Google Inc. plans a solar-powered electricity system at its Silicon Valley headquarters that will rank as the largest U.S. solar-powered corporate office complex, the company said on Wednesday.

The Web search leader said it is set to begin building a rooftop solar-powered generation system at its Mountain View, California, headquarters capable of generating 1.6 megawatts of electricity, or enough to power 1,000 California homes.

“This is the largest customer-owned solar electric system at a corporate site,” said Noah Kaye, director of public affairs at the Solar Energy Industries Association, an industry group based in Washington, D.C.

A Google executive said the company will rely on solar power to supply nearly a third of the electricity consumed by office workers at its roughly one-million-square-foot headquarters.
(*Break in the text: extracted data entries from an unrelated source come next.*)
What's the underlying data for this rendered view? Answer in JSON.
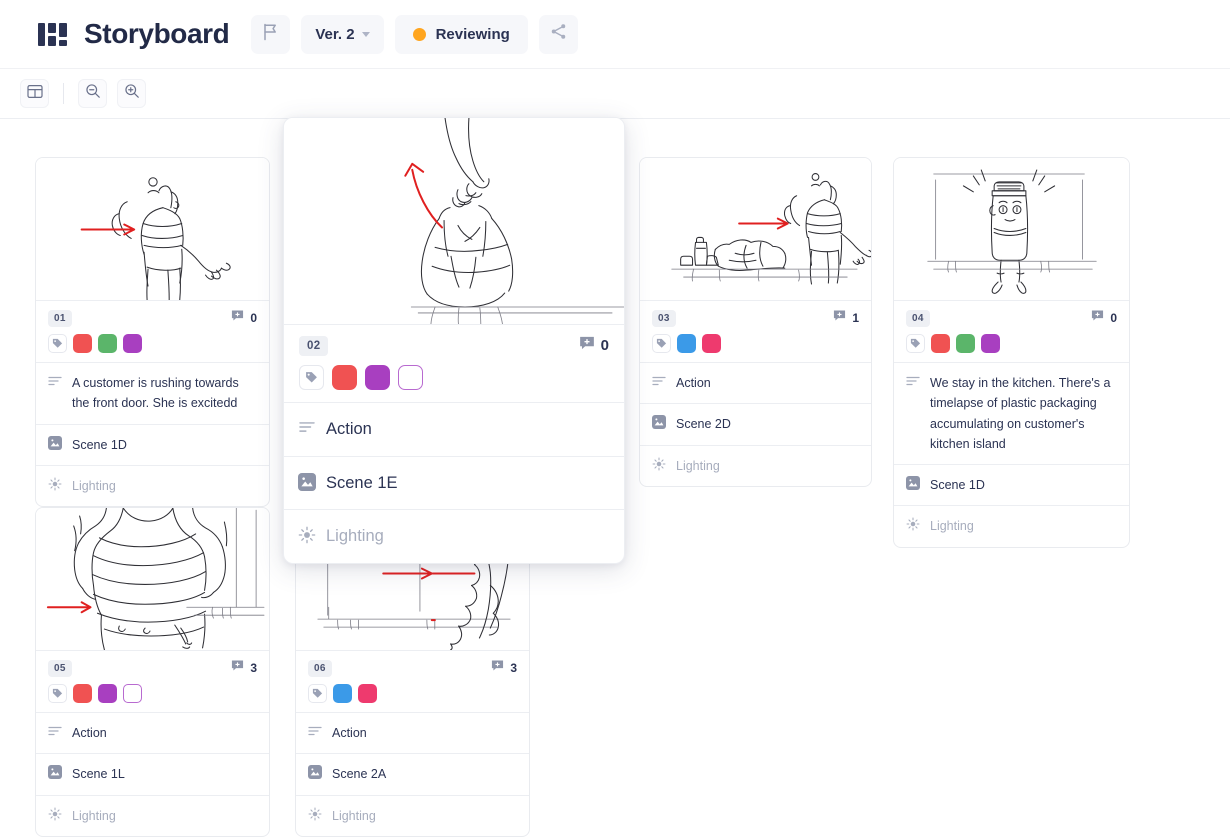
{
  "header": {
    "logo_icon": "storyboard-grid-logo",
    "title": "Storyboard",
    "flag_icon": "flag-icon",
    "version_label": "Ver. 2",
    "version_caret_icon": "chevron-down-icon",
    "status_label": "Reviewing",
    "status_dot_color": "#FFA51F",
    "share_icon": "share-icon"
  },
  "toolbar": {
    "grid_view_icon": "grid-view-icon",
    "zoom_out_icon": "zoom-out-icon",
    "zoom_in_icon": "zoom-in-icon"
  },
  "labels": {
    "tag_icon": "tag-icon",
    "comment_icon": "comment-add-icon",
    "action_icon": "text-lines-icon",
    "scene_icon": "image-icon",
    "lighting_icon": "sun-icon"
  },
  "palette": {
    "red": "#F05252",
    "green": "#5BB56A",
    "purple": "#A83FC0",
    "blue": "#3B9AE8",
    "pink": "#EE3A6E",
    "empty": "#FFFFFF"
  },
  "cards": [
    {
      "seq": "01",
      "comments": "0",
      "swatches": [
        "#F05252",
        "#5BB56A",
        "#A83FC0"
      ],
      "action": "A customer is rushing towards the front door. She is excitedd",
      "scene": "Scene 1D",
      "lighting": "Lighting",
      "sketch": "woman-walking-with-backpack"
    },
    {
      "seq": "02",
      "comments": "0",
      "swatches": [
        "#F05252",
        "#A83FC0",
        "#FFFFFF"
      ],
      "action": "Action",
      "scene": "Scene 1E",
      "lighting": "Lighting",
      "sketch": "hand-holding-shopping-bag"
    },
    {
      "seq": "03",
      "comments": "1",
      "swatches": [
        "#3B9AE8",
        "#EE3A6E"
      ],
      "action": "Action",
      "scene": "Scene 2D",
      "lighting": "Lighting",
      "sketch": "woman-standing-over-groceries"
    },
    {
      "seq": "04",
      "comments": "0",
      "swatches": [
        "#F05252",
        "#5BB56A",
        "#A83FC0"
      ],
      "action": "We stay in the kitchen. There's a timelapse of plastic packaging accumulating on customer's kitchen island",
      "scene": "Scene 1D",
      "lighting": "Lighting",
      "sketch": "jar-character-on-counter"
    },
    {
      "seq": "05",
      "comments": "3",
      "swatches": [
        "#F05252",
        "#A83FC0",
        "#FFFFFF"
      ],
      "action": "Action",
      "scene": "Scene 1L",
      "lighting": "Lighting",
      "sketch": "closeup-striped-shirt-torso"
    },
    {
      "seq": "06",
      "comments": "3",
      "swatches": [
        "#3B9AE8",
        "#EE3A6E"
      ],
      "action": "Action",
      "scene": "Scene 2A",
      "lighting": "Lighting",
      "sketch": "doorway-with-arrow"
    }
  ]
}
This does not include power consumed by data centers that power many of Google’s Web services worldwide, he said.

You can watch a video of the potential installation here.

A little run down of the system from the designers website shows the system stats as the following.

Location:
Mountain View, California

System Size:
1.6 MW
Energy Output:
2,611,719 kWh per year
Savings:
$393,000 + annually
Results:
C02 emissions reduced by 3.6 million pounds/year (equivalent to 4.28 million car miles/year)

Read the PDF stat sheet here.

The payback on a system of this size is amazingly fast.

By building the largest solar power system ever installed at a single corporate campus, Google will save more than $393,000 annually in energy costs — or close to $15 million over the 30-year lifespan of its solar system. At this rate, the system will pay for itself in approximately 7.5 years.

Lets hope this inspires other tech giants to start doing the same.